In 1994 he came back to teaching at the faculty of history of Taras Shevchenko National University of Kiev. Since 1995 – associate professor, since 2000 – professor of the department of Ancient and Medieval History. In 1999 he defended the thesis on the topic “Origin of the military samurai State system in Traditional Japan (middle I millennium B.C. – XIV cent. A.D.)”, which became the first doctoral thesis in the field of the study of Japan in Ukrainian historical science.
He has published about 90 scientific and educational works on History, Philology, Literature and Politology in the field of Orientalism and pre-Columbian Americanology. Author of scientific publications on Japanese, Korean, Chinese, Arabic, Islamic, African and Indianistic studies.

He published the first textbook in Ukraine on the history of the History of Medieval East (2002) and the first textbook in Ukraine on the history of civilizations of pre-Columbian America (2005), in which he explained the mechanism of the support of social stability social systems of Ancient Indians through the system of strict compliance of status and material welfare given to every individual with the directly proportional quantity of demonstrative sacrificial obligations. He published two summarizing monographs on the modern history of Asia and Africa (2007, 2010), in which he developed and implemented in the scientific circle the concept of post-Middle Ages as a specific and integral epoch in the history of civilizations of Classic East. On the basis of personal studies of many years he developed and implemented in the scientific circle a new system of transcription of Japanese words by means of Ukrainian language. On the basis of personal author’s system of transcription of Japanese words by means of Ukrainian language developed for the first time Ukrainian theme reader for university course “The History of Medieval East” (2011).

== Main works ==

- Рубель В. А. Японська цивілізація: традиційне суспільство і державність. — Київ: Аквілон-Прес, 1997. — 256 с. [Japan Civilization: Traditional Society and Statehood / Rubel V.A. – Kiev: Akvilon-Pres, 1997. – 256 p. – Ukrainian].

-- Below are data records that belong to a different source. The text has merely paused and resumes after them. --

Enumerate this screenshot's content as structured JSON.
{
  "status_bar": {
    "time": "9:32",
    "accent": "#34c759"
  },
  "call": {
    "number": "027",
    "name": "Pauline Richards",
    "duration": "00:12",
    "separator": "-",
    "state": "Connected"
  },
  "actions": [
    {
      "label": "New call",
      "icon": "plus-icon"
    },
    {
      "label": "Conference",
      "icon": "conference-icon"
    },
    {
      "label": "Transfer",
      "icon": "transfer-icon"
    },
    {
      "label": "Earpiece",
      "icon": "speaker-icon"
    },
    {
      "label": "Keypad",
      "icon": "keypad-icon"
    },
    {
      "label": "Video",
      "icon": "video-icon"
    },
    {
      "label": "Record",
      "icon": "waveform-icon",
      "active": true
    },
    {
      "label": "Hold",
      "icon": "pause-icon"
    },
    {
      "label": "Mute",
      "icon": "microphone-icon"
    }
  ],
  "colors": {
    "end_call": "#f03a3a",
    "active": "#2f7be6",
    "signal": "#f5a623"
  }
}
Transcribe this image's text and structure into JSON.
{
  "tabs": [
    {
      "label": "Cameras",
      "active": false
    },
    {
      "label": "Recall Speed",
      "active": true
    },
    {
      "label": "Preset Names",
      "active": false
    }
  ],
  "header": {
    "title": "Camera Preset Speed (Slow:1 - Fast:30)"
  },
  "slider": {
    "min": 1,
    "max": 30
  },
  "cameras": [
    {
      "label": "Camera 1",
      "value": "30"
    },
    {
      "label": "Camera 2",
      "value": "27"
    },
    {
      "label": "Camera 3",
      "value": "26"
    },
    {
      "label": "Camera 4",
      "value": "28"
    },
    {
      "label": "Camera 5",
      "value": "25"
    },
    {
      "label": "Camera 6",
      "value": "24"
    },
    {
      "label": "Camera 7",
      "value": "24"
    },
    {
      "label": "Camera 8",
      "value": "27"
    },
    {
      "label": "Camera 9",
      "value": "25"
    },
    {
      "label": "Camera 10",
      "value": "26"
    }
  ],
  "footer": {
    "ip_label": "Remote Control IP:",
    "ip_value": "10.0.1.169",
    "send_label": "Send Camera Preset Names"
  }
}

- Рубель В. А. Історія середньовічного Сходу: Підручник. — Київ: Либідь, 2002. — 736 с. [The History of Medieval East: Textbook / Rubel V.A. – Kiev: Lybid, 2005. – 736 p. – Ukrainian].

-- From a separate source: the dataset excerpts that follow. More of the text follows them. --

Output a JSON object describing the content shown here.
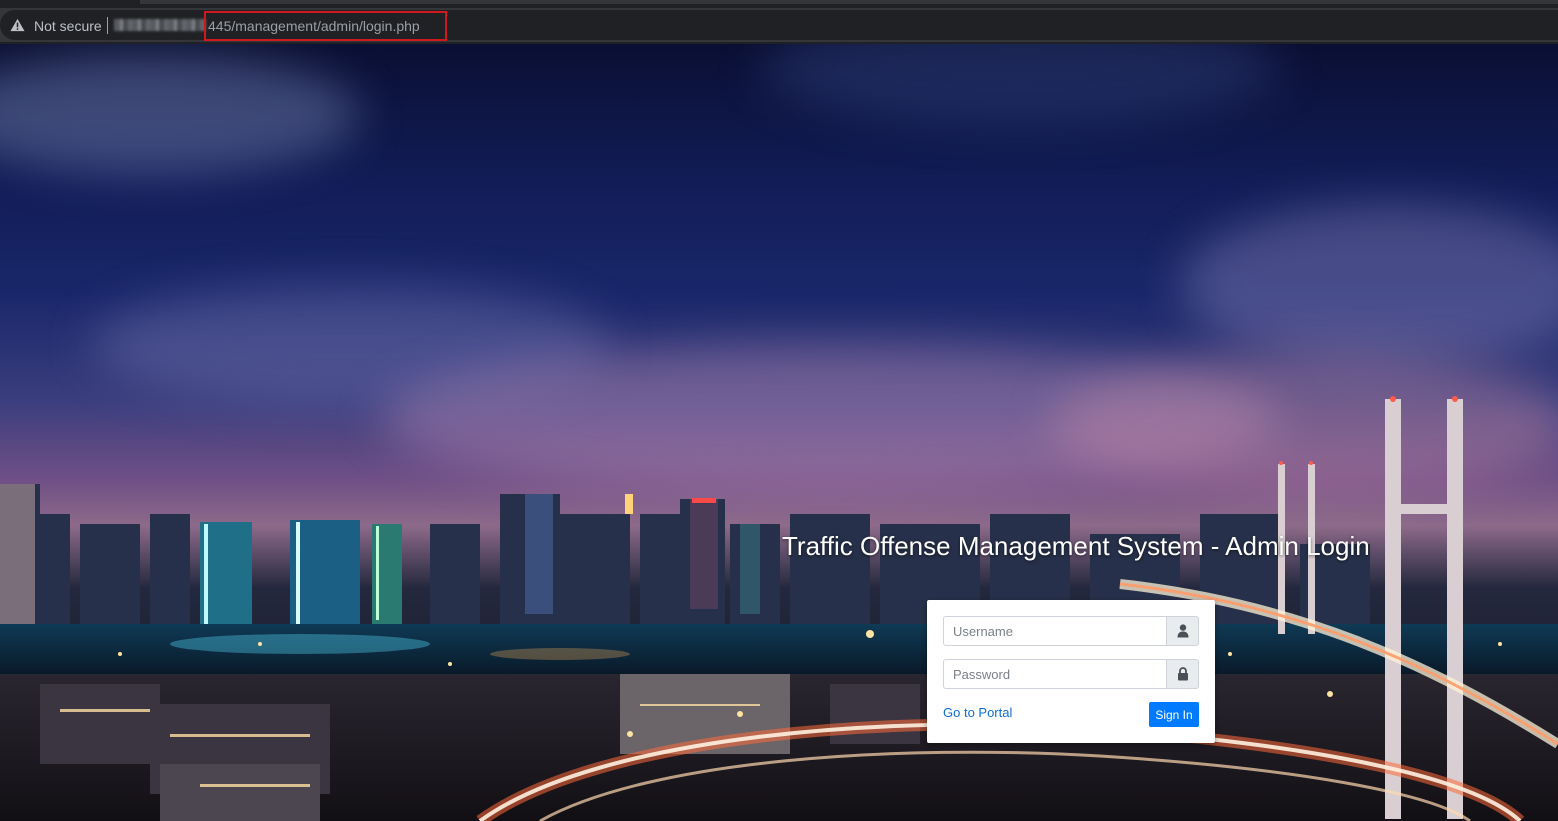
{
  "browser": {
    "security_label": "Not secure",
    "url_path": "445/management/admin/login.php"
  },
  "page": {
    "title": "Traffic Offense Management System - Admin Login"
  },
  "login_form": {
    "username_placeholder": "Username",
    "password_placeholder": "Password",
    "portal_link_label": "Go to Portal",
    "signin_label": "Sign In",
    "username_icon": "user-icon",
    "password_icon": "lock-icon"
  },
  "colors": {
    "primary_button": "#007bff",
    "link": "#0d6ecf",
    "url_highlight_border": "#d0181f"
  }
}
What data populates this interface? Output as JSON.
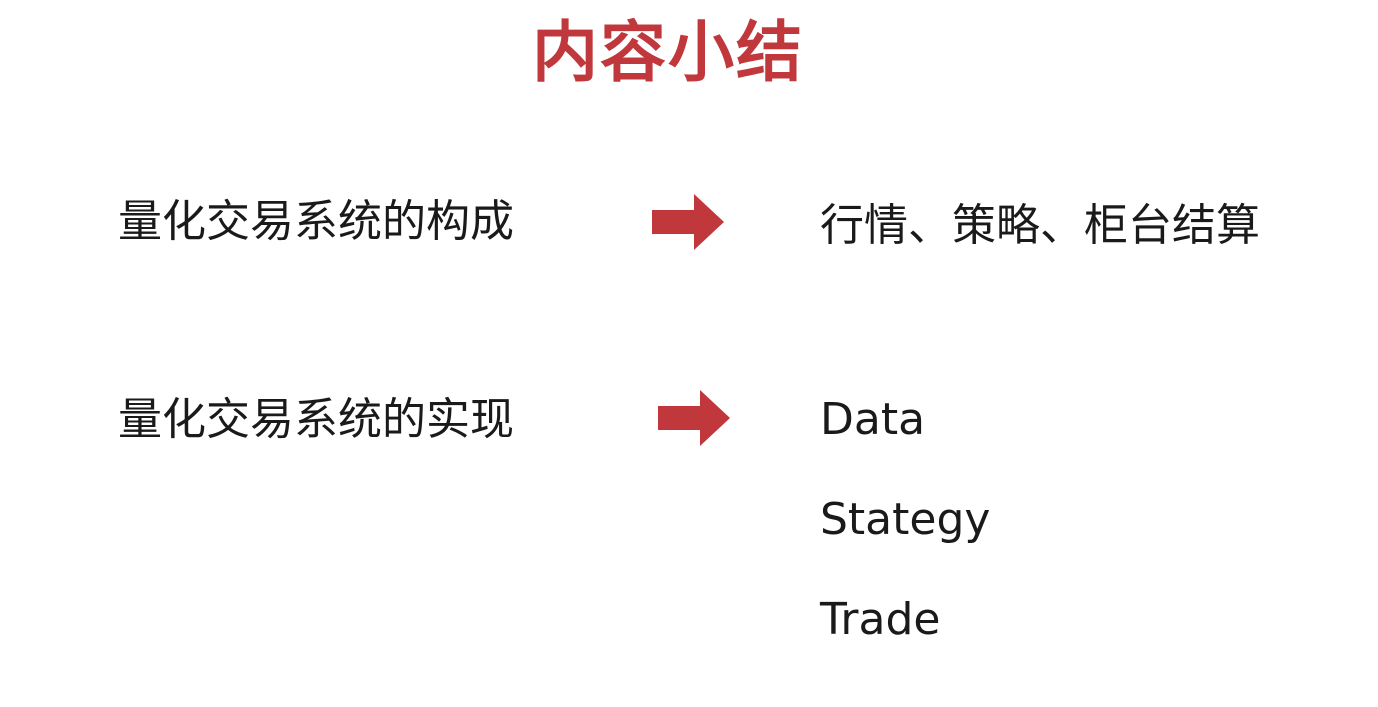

- Shevchenko Olga. The Stories of bygone years / Edited by V.A. Rubel: Manual for post-graduates and students of Humanities. — Kyiv: «Yurydychna Knyha» Publishing House, 2003. — 464 p.
- Історія цивілізацій Доколумбової Америки / Рубель В.А. – Київ: Либідь, 2005. – 504 с. [The History of civilizations of pre-Columbian America / Rubel V.A. – Kiev: Lybid, 2005. – 504 p. – Ukrainian].

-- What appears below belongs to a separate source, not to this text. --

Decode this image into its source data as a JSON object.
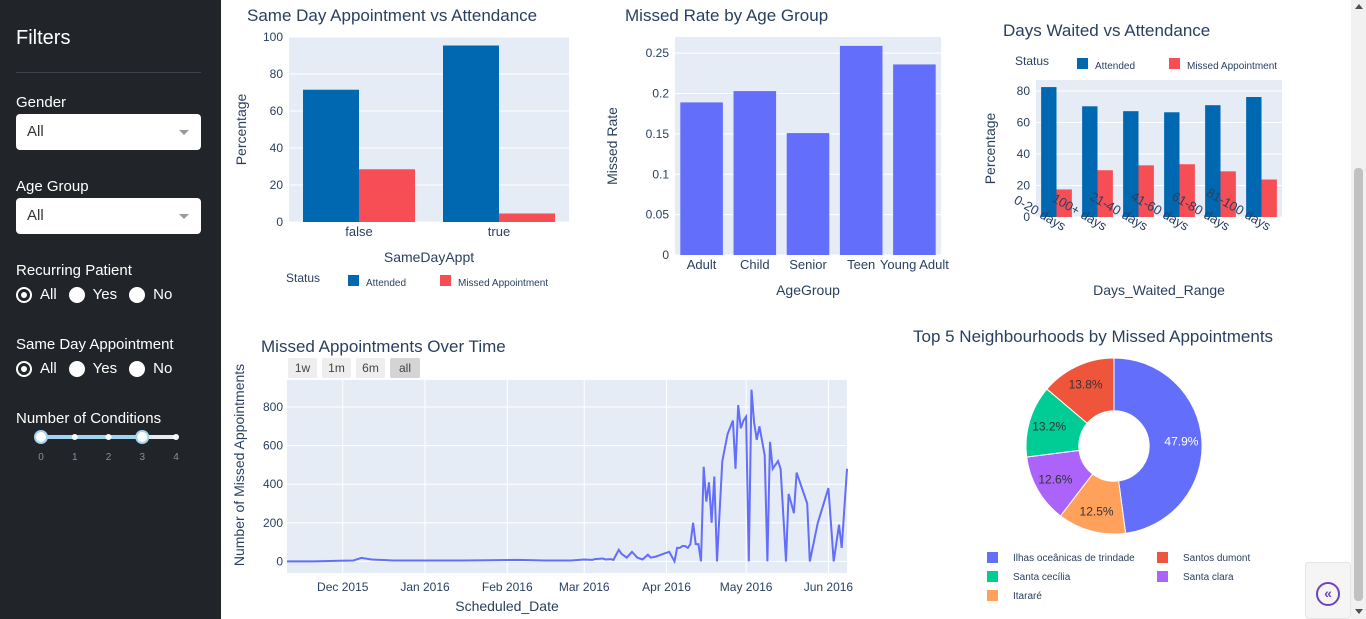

- Нова історія Азії та Африки: Постсередньовічний Схід (XVIII – друга половина XIX ст.) / Рубель В.А. – Київ: Либідь, 2007. – 560 с. [The New History of Asia and Africa: post-Medieval East (XVIII – the second part of XIX century) / Rubel V.A. – Kiev: Lybid, 2007. – 560 p. – Ukrainian].
- Китай / Рубель В.А. // Енциклопедія історії України: У 8 т. – Київ: Наукова думка, 2007. – Т. 4. Ка-Ком. – С. 305-312. [China / Rubel V.A. // The Encyclopedia of History of Ukraine: In 8 vol. – Kiev: Scientific View, 2007. – V. 4. – P. 305-312. – Ukrainian].
- Транскрибування японських слів засобами української мови: проблеми і пропозиції / Рубель В.А. // Східний світ. – 2009. – № 4. – С. 151-156. [Transcription of the Japanese Words by Means of the Ukrainian Language: Problems and Offers / Rubel V.A. // The World of the Orient. – 2009. – № 4. – Р. 151-156. – Ukrainian].
- Нова історія Азії та Африки: Колоніальний Схід (кінець XIX – друга третина XX ст.) / Головченко В.І., Рубель В.А. – Київ: Либідь, 2010. – 520 с. [The New History of Asia and Africa: the Colonial East (end of XIX – second third of XX century) / Holovchenko V.I., Rubel V.A. – Kiev: Lybid, 2010. – 520 p. – Ukrainian].
- Історія Середньовічного Сходу: Тематична хрестоматія / Рубель В.А. – Київ: Либідь, 2011. – 792 с. [The History of Medieval East: Theme Reading Book / Rubel V.A. – Kiev: Lybid, 2011. – 792 p. – Ukrainian].